This paper addresses the hypothesis identification problem in semantic communication under first-order logic (FOL), where the sender—without knowledge of the true state of the world (SotW) and under communication constraints—assists the receiver in selecting the hypothesis most consistent with SotW from a candidate set. We propose a posterior-distribution-approximation framework and design a globally optimal truncated water-filling resource allocation strategy, leveraging symmetry and permutation invariance to ensure theoretical optimality while supporting both single- and multi-round messaging. Our method integrates Stirling’s approximation, KKT condition analysis, Bayesian hypothesis testing, and the maximum a posteriori (MAP) decision rule. Experiments demonstrate that, under budget constraints, our approach significantly reduces misclassification rates and achieves faster convergence than random baselines and existing semantic communication schemes.

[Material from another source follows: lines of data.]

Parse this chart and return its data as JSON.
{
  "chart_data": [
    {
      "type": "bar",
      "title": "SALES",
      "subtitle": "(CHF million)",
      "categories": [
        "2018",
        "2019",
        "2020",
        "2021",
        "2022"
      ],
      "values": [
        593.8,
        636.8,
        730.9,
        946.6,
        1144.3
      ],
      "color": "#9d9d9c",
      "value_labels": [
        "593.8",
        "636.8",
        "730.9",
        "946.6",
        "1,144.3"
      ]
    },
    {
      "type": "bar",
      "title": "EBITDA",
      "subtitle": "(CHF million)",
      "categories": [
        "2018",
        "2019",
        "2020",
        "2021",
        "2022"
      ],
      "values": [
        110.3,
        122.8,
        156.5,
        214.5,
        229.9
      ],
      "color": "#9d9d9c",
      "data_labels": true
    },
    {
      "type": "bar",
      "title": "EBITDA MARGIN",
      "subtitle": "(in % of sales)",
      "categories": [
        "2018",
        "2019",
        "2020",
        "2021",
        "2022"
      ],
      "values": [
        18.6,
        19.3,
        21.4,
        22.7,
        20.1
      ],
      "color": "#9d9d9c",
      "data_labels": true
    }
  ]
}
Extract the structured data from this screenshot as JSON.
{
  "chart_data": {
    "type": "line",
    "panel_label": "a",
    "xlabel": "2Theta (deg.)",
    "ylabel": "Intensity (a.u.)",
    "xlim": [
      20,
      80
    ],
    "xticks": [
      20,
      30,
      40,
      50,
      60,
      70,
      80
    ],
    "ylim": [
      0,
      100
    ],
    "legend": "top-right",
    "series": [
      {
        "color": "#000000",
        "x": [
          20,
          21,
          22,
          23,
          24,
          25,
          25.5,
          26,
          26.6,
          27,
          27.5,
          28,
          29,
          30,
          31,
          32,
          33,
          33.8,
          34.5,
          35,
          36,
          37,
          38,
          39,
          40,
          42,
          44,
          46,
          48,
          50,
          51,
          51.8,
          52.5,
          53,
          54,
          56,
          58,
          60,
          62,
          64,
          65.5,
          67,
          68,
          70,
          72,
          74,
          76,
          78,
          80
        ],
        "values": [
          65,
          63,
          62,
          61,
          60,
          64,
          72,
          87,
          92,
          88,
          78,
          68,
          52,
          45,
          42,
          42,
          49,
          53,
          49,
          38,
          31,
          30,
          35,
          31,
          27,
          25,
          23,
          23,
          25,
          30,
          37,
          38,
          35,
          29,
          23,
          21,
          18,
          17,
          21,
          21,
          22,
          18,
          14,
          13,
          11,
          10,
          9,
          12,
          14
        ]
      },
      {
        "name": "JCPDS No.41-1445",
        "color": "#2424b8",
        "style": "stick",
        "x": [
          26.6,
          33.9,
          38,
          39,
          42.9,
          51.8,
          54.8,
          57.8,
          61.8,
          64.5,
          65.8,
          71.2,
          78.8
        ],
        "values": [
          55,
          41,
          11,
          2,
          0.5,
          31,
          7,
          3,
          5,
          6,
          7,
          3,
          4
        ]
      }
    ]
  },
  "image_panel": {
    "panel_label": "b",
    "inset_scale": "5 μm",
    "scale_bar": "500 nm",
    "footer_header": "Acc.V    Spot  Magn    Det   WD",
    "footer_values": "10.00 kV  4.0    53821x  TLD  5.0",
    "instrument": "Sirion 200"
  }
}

This work presents an analysis of semantic communication in the context of First-Order Logic (FOL)-based deduction. Specifically, the receiver holds a set of hypotheses about the State of the World (SotW), while the transmitter has incomplete evidence about the true SotW but lacks access to the ground truth. The transmitter aims to communicate limited information to help the receiver identify the hypothesis most consistent with true SotW. We formulate the objective as approximating the posterior distribution at the transmitter to the receiver. Using Stirling's approximation, this reduces to a constrained, finite-horizon resource allocation problem. Applying the Karush-Kuhn-Tucker conditions yields a truncated water-filling solution. Despite the problem's non-convexity, symmetry and permutation invariance ensure global optimality. Based on this, we design message selection strategies, both for single- and multi-round communication, and model the receiver's inference as an m-ary Bayesian hypothesis testing problem. Under the Maximum A Posteriori (MAP) rule, our communication strategy achieves optimal performance within budget constraints. We further analyze convergence rates and validate the theoretical findings through experiments, demonstrating reduced error over random selection and prior methods.